Eventually the lab staff came up with a solution for the heart problems that accompanied smoking, he said. They developed a cigarette that contained a newly created chemical and filter system that would decrease cancerous toxins by 80 percent and be healthier for the cardiac system.
This cigarette was never released. DeNoble said that he was taken into the corporate offices and told his new design would not be for sale. The company would be vulnerable to lawsuits if a safer cigarette was on the market and would lose money on their other brands, he was told. DeNoble was then given a copy of the secrecy agreement he had signed at the beginning of his employment and fired.
He said he was able to retain some of the pictures from the laboratory and managed to work his way around the secrecy agreement to tell the truth about cigarettes.

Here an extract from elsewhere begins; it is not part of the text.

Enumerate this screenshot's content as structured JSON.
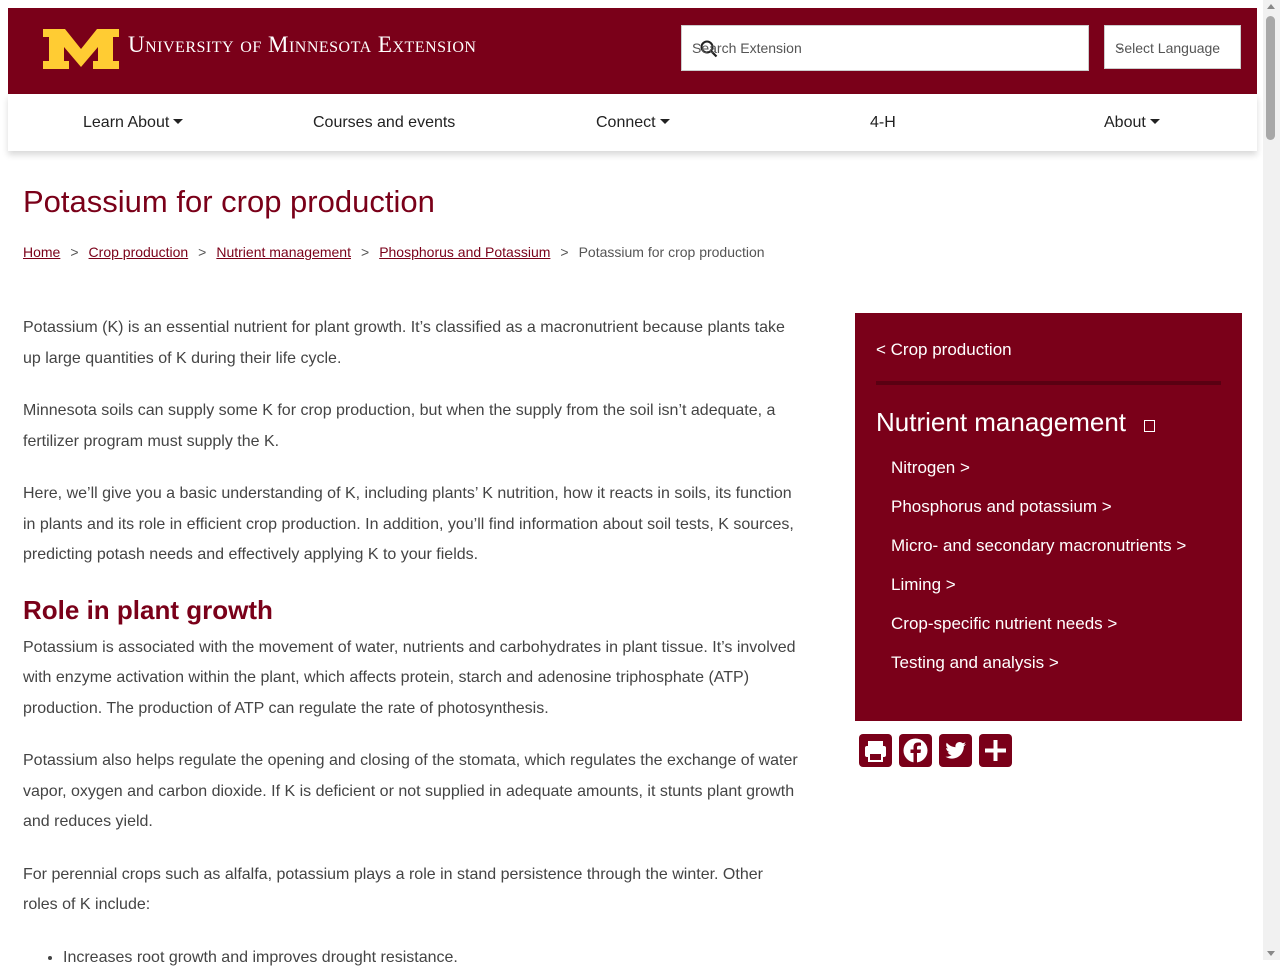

In 1994, a judge ordered him to answer questions under oath and, in the same year, Congress released him from his secrecy contract. His testimony against the company resulted in expensive repercussions and investigations into the tobacco industry.

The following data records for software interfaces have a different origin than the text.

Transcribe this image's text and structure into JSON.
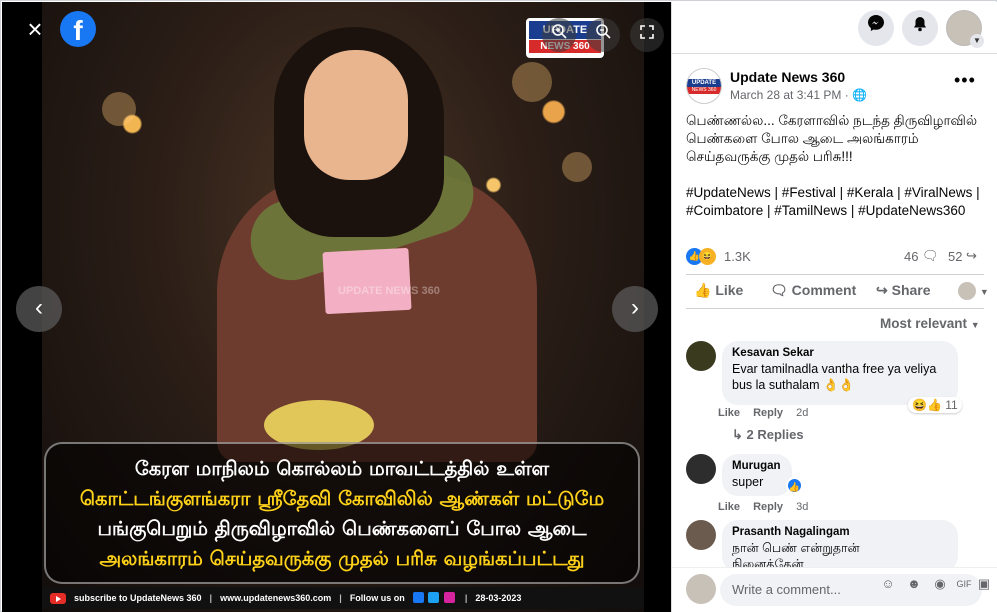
{
  "viewer": {
    "close_icon": "×",
    "fb_logo": "f",
    "brand_logo_line1": "UPDATE",
    "brand_logo_line2": "NEWS 360",
    "watermark": "UPDATE NEWS 360",
    "caption_lines": [
      "கேரள மாநிலம் கொல்லம் மாவட்டத்தில் உள்ள",
      "கொட்டங்குளங்கரா ஸ்ரீதேவி கோவிலில் ஆண்கள் மட்டுமே",
      "பங்குபெறும் திருவிழாவில் பெண்களைப் போல ஆடை",
      "அலங்காரம் செய்தவருக்கு முதல் பரிசு வழங்கப்பட்டது"
    ],
    "footer": {
      "subscribe": "subscribe to UpdateNews 360",
      "website": "www.updatenews360.com",
      "follow": "Follow us on",
      "date": "28-03-2023"
    },
    "prev_icon": "‹",
    "next_icon": "›",
    "icons": [
      "zoom-in-icon",
      "zoom-out-icon",
      "fullscreen-icon"
    ],
    "colors": {
      "caption_yellow": "#ffd21a",
      "fb_blue": "#1877f2"
    }
  },
  "post": {
    "page_name": "Update News 360",
    "time": "March 28 at 3:41 PM · ",
    "text": "பெண்ணல்ல... கேரளாவில் நடந்த திருவிழாவில் பெண்களை போல ஆடை அலங்காரம் செய்தவருக்கு முதல் பரிசு!!!",
    "hashtags": "#UpdateNews | #Festival | #Kerala | #ViralNews | #Coimbatore | #TamilNews | #UpdateNews360",
    "reaction_count": "1.3K",
    "comment_count": "46",
    "share_count": "52",
    "actions": {
      "like": "Like",
      "comment": "Comment",
      "share": "Share"
    },
    "sort_label": "Most relevant"
  },
  "comments": [
    {
      "name": "Kesavan Sekar",
      "text": "Evar tamilnadla vantha free ya veliya bus la suthalam 👌👌",
      "like": "Like",
      "reply": "Reply",
      "age": "2d",
      "reactions": "11"
    },
    {
      "name": "Murugan",
      "text": "super",
      "like": "Like",
      "reply": "Reply",
      "age": "3d"
    },
    {
      "name": "Prasanth Nagalingam",
      "text": "நான் பெண் என்றுதான் நினைத்தேன்"
    }
  ],
  "replies_label": "2 Replies",
  "write_placeholder": "Write a comment..."
}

His story certainly caught the attention of young Montanans on Monday. DeNoble pointed out that the average age people begin smoking is 12 and, if they start that early, they will most likely smoke for the next 42 years. He told them that it is not only a health risk but will cost anywhere from $75,000 to $150,000.
"If you make it to 18 without trying cigarettes, you have an 80-percent chance of never smoking. If you make it to 21, there's a 95-percent chance you will never smoke," he said.
At the end of his presentation, DeNoble told the 7th graders to go to college and stay educated. Along with not smoking, he said attending college is one of the best ways to take care of yourself.